The Ridge regressor in Mahout implements a closed-form solution to Ridge Regression (https://en.wikipedia.org/wiki/Tikhonov_regularization). Based on the linear regressor, Ridge regression adds, from a bayesian perspective, a prior normal distribution to the beta coefficients matrix, centered with a standard deviation given by the lambda parameter. The higher the lambda value, the more spread the beta values should be. From a linear algebra perspective, the addition of a diagonal matrix determined by the lambda hyperparameter, breaks matrix collinearity, thus making the design matrix product invertible.
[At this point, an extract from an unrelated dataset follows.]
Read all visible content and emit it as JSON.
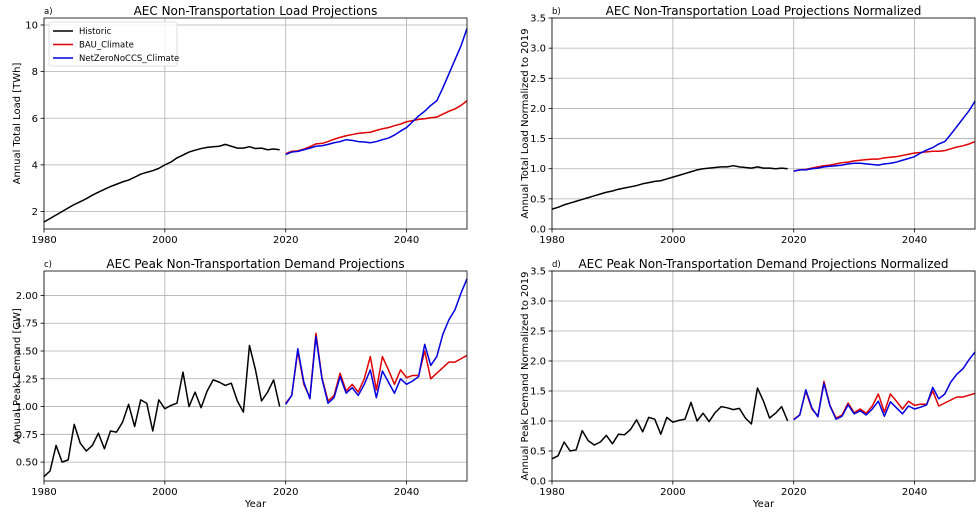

Finally, from an optimization perspective, a higher value of lambda penalizes higher values of beta coefficients since it adds a square magnitude on it, also known as L2 regularization.

Ridge regression may be used to treat collinearity issues (although stochastic and numerical approximation methods may solve this in linear regression) and also to achieve a more generalized (better fitting) model as the lambda parameters accounts for an addition in bias which in turn can decrease the overall quadratic error (by reducing variance).

It has been seen that very high values in beta coefficients, as result of linear regression, often as result of high collinearity, can be avoided by using a Ridge regression, penalizing higher values of beta coefficients.


Parameter Description Default Value
'lambda Regularization parameter for Ridge Regression (the larger, the more generalized the model is) true
'addIntercept Add an intercept to \(\mathbf{X}\) true


import org.apache.mahout.math.algorithms.regression.RidgeRegressionModel
val drmData = drmParallelize(dense(
  (2, 2, 10.5, 10, 29.509541),  // Apple Cinnamon Cheerios
  (1, 2, 12,   12, 18.042851),  // Cap'n'Crunch
  (1, 1, 12,   13, 22.736446),  // Cocoa Puffs
  (2, 1, 11,   13, 32.207582),  // Froot Loops
  (1, 2, 12,   11, 21.871292),  // Honey Graham Ohs
  (2, 1, 16,   8,  36.187559),  // Wheaties Honey Gold
  (6, 2, 17,   1,  50.764999),  // Cheerios
  (3, 2, 13,   7,  40.400208),  // Clusters
  (3, 3, 13,   4,  45.811716)), numPartitions = 2)

val drmX = drmData(::, 0 until 4)
val drmY = drmData(::, 4 until 5)

val model = new RidgeRegression().fit(drmX, drmY, 'lambda -> 1.0)
val myAnswer = model.predict(drmX).collect